Two witnesses said they were present when 70-year-old Mehmedalija Nasic was murdered. Both witnesses said a guard, Cvitan Plavsic, opened fire on the old man when he demanded to know why they were being detained. Nasic died instantly and three other inmates were wounded, the witnesses said.

Alisic said Kvocka, the camp's deputy commander, attended the incident and criticised a group of detainees for not keeping Nasic quiet.

Alisic pointed out Kvocka and Radic to the court. Before the war he had known both men well.

Edin Mrkalj, a Prijedor police officer and former colleague of Kvocka and Radic, also identified the two men in court. Mrkalj could not, however, pick out his Prcac, another former colleague. During cross-examination he also failed to identify the Omarska camp commander Zeljko Meakic from a photograph despite having spent three years with him at the police academy in Sarajevo.

As a police officer Mrkalj spoke in detail on the rules governing police service in the former Yugoslavia - the rights of detainees, the duties of police officers, hearings procedures, the use of firearms, and the duties of superiors to prevent or punish abuses by their subordinates. Mrkalj concluded that the guards and commanders at Omarska had failed to observe these rules.

The majority of inmates at Omarska were Bosniak, but the camp also held a number of Bosnian Croats and other nationals. Alisic and Jasmin Okic said they witnessed guards beating a Croatian inmate, Gordan Kardum, to death. Another detainee Bajram Zgog, a Kosovar Albanian, had tried to commit suicide using a piece of glass to cut his own throat, Alisic said. A guard had threatened to kill Zgog, a member of the local football team, unless he produced 500 German marks, the witness said. Only the intervention of fellow inmates prevented Zgog from killing himself.
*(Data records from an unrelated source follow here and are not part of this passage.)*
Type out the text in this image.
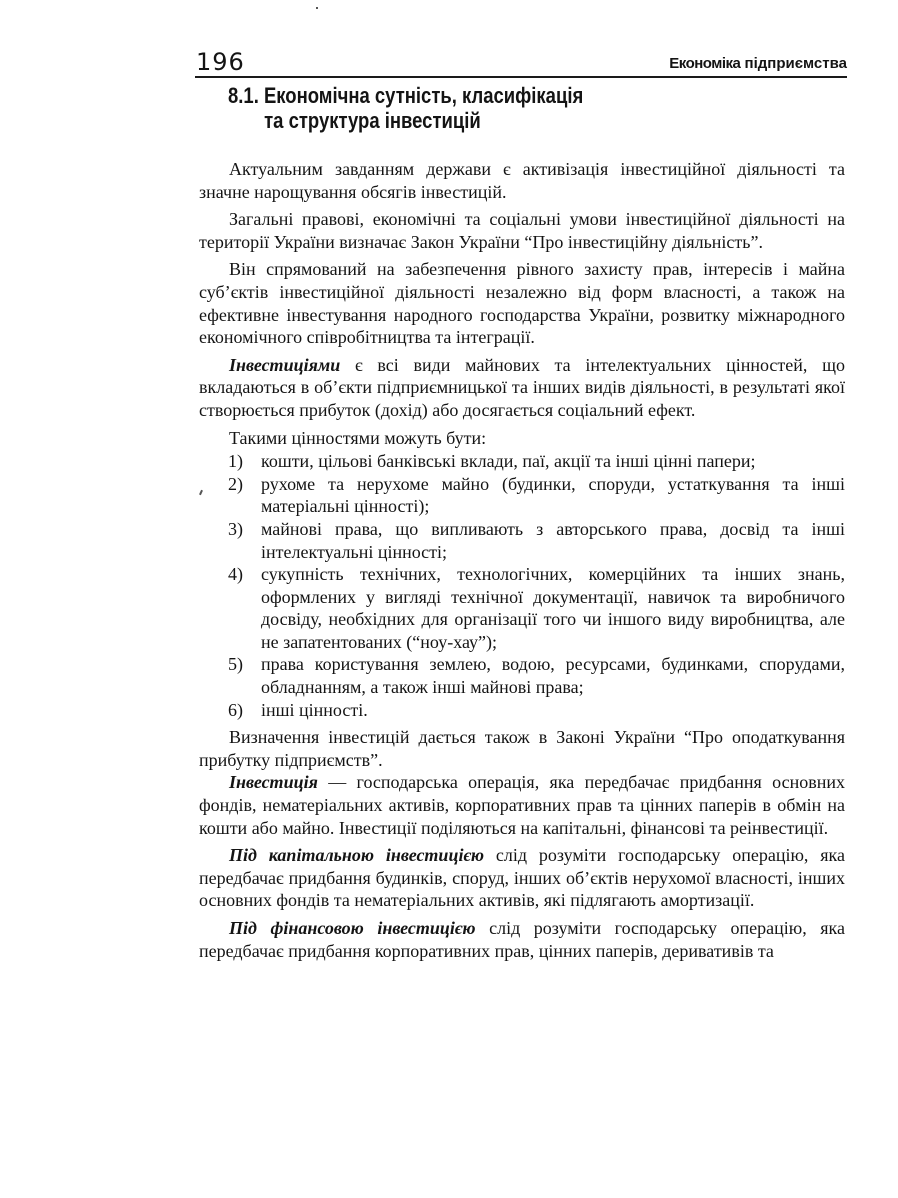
196	Економіка підприємства
8.1. Економічна сутність, класифікація
та структура інвестицій

Актуальним завданням держави є активізація інвестиційної діяльності та значне нарощування обсягів інвестицій.

Загальні правові, економічні та соціальні умови інвестиційної діяльності на території України визначає Закон України “Про інвестиційну діяльність”.

Він спрямований на забезпечення рівного захисту прав, інтересів і майна суб’єктів інвестиційної діяльності незалежно від форм власності, а також на ефективне інвестування народного господарства України, розвитку міжнародного економічного співробітництва та інтеграції.

Інвестиціями є всі види майнових та інтелектуальних цінностей, що вкладаються в об’єкти підприємницької та інших видів діяльності, в результаті якої створюється прибуток (дохід) або досягається соціальний ефект.

Такими цінностями можуть бути:

1) кошти, цільові банківські вклади, паї, акції та інші цінні папери;
2) рухоме та нерухоме майно (будинки, споруди, устаткування та інші матеріальні цінності);
3) майнові права, що випливають з авторського права, досвід та інші інтелектуальні цінності;
4) сукупність технічних, технологічних, комерційних та інших знань, оформлених у вигляді технічної документації, навичок та виробничого досвіду, необхідних для організації того чи іншого виду виробництва, але не запатентованих (“ноу-хау”);
5) права користування землею, водою, ресурсами, будинками, спорудами, обладнанням, а також інші майнові права;
6) інші цінності.

Визначення інвестицій дається також в Законі України “Про оподаткування прибутку підприємств”.

Інвестиція — господарська операція, яка передбачає придбання основних фондів, нематеріальних активів, корпоративних прав та цінних паперів в обмін на кошти або майно. Інвестиції поділяються на капітальні, фінансові та реінвестиції.

Під капітальною інвестицією слід розуміти господарську операцію, яка передбачає придбання будинків, споруд, інших об’єктів нерухомої власності, інших основних фондів та нематеріальних активів, які підлягають амортизації.

Під фінансовою інвестицією слід розуміти господарську операцію, яка передбачає придбання корпоративних прав, цінних паперів, деривативів та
When Omarska closed, the inmates were transferred to Trnopolje camp, before finally being released. At the end of 1992, Alisic and Okic said they had decided to leave Prijedor and Bosnia. Before they were allowed to go, the witnesses said, they had to sign statements renouncing their property - their houses, land, cars and so forth - and placing them at the disposal of Bosnian Serb authorities.